Indeed, for a set of stories that traffic in shock and repulsion, the bad-taste genre can be disgustingly moralistic--another reason we simply have to give it up for John Waters, the self-described Pope of Trash, whose Pink Flamingos has Divine acting like "the filthiest person alive" all the way to the fecal finale. Though the Farrelly Brothers learned the hard way this year that cleaning up your act doesn't always pay (their health-conscious Osmosis Jones sank like a kidney stone), the conceit of repugnance redeemed is generally a shrewd means of covering all the demographic bases. Even Mel Brooks's prototypically vulgar Broadway parody The Producers belatedly earned points for its tale of rehabilitated greed by...becoming a hit on Broadway!

Similarly, the Icelandic bad-taste farce 101 Reykjavik has proven a massive crowd-pleaser at each of the dozen festivals where it has played--which likely has something to do with its hero's progression from juvenile slackerdom to adult responsibility.
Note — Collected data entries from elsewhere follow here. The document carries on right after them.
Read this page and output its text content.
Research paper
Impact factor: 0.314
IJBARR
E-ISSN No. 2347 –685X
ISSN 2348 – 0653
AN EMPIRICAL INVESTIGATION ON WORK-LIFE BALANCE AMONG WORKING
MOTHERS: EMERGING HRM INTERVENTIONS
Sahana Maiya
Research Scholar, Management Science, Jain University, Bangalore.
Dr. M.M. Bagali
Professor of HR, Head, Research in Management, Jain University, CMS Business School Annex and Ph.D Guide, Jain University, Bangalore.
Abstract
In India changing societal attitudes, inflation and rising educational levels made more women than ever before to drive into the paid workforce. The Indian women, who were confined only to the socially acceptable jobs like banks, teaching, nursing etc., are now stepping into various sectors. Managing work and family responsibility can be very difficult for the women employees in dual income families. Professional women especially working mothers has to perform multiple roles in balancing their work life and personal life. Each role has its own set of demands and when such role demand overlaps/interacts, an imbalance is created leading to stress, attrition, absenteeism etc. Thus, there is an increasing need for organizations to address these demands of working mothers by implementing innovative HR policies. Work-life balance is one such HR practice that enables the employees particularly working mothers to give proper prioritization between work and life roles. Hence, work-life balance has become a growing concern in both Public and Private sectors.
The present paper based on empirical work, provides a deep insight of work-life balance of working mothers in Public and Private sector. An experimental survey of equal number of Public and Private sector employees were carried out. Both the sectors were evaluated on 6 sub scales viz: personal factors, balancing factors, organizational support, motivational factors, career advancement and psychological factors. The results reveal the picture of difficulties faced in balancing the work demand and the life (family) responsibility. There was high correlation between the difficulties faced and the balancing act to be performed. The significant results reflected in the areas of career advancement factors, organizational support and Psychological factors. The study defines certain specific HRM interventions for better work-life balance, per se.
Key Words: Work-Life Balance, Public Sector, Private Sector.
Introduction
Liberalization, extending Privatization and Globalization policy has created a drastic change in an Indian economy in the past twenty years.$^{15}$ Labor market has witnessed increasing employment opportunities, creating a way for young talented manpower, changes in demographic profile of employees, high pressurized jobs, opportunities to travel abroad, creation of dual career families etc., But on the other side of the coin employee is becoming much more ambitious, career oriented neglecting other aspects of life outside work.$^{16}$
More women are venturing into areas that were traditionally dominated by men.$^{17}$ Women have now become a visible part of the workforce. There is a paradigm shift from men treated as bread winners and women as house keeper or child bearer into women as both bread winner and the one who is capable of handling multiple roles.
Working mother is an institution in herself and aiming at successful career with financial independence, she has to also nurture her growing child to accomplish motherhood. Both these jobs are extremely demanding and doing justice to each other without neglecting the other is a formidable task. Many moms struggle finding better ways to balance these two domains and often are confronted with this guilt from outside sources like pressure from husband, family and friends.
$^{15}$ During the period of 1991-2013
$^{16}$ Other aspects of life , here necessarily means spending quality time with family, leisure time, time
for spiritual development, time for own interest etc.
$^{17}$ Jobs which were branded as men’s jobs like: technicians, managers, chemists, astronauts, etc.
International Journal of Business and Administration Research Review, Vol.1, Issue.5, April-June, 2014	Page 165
As the film begins, Hlynur (Hilmir Snaer Gudnason) is a 28-year-old Reykjavik layabout who proudly practices "the nothing kind of nothing": living with his mom (Hanna Maria Karlsdottir) on unemployment checks, holding his breath under the water of a dirty bathtub, jerking off to workout tapes, and lamenting that there's no porn on cable before dark--which comes soon enough in Iceland. Most nights, Hlynur gets slobbering drunk at the local bar and strains to pick up women, including his sometime girlfriend Hofi (Thrudur Vilhjalmdottir), whose view of the slacker pounding away on top of her is the film's first shot (and its last instance of female subjectivity--talk about getting screwed).

But this wouldn't be a redemptive sex comedy without redemption. Enter Lola, so to speak, who comes to stay with Hlynur and his mom, sleeps with them both, and leads our hero to recognize that "my mother and I have our fingers in the same pie." That Lola is a Spanish flamenco instructor (played by Almodóvar habituée Victoria Abril) adds some much-needed heat to this arctic export, not to mention an international flavor befitting first-time director Baltasar Kormakur's bid to serve his bad taste worldwide. But nothing is perceived as more universally palatable than breeding. So when Hlynur learns that the cherry pie has a bun in the oven, and that, if Mom marries Lola, he'll be the baby's father and brother, the expectant filmmaker stands poised to turn 101 Reykjavik into Family Values 101. Think the new dad might find a more wholesome use for that dirty tub?

At least The Producers (1968) retains its brazenly crass sensibility almost to the end. As you must know, it's the story of a cardboard belt-wearing schlockmeister (Zero Mostel) who coerces a hypersensitive accountant (Gene Wilder) into helping him sell 25,000 percent of the profits from "a surefire flop" called Springtime for Hitler--"a gay romp with Adolf and Eva at Berchtesgaden." Like the movie itself, the musical--with its Busby Berkeley-meets-Leni Riefenstahl choreography and creatively crude lyrics ("We're marching to a faster pace/Look out, here comes the master race!")--ends up proving that bad taste can be irresistible. Still, critic Andrew Sarris expressed his skepticism in 1968 that "any Jewish producers would involve themselves in such a project." Seems Sarris failed to note that one such producer, Mel Brooks, had taken it to the bank.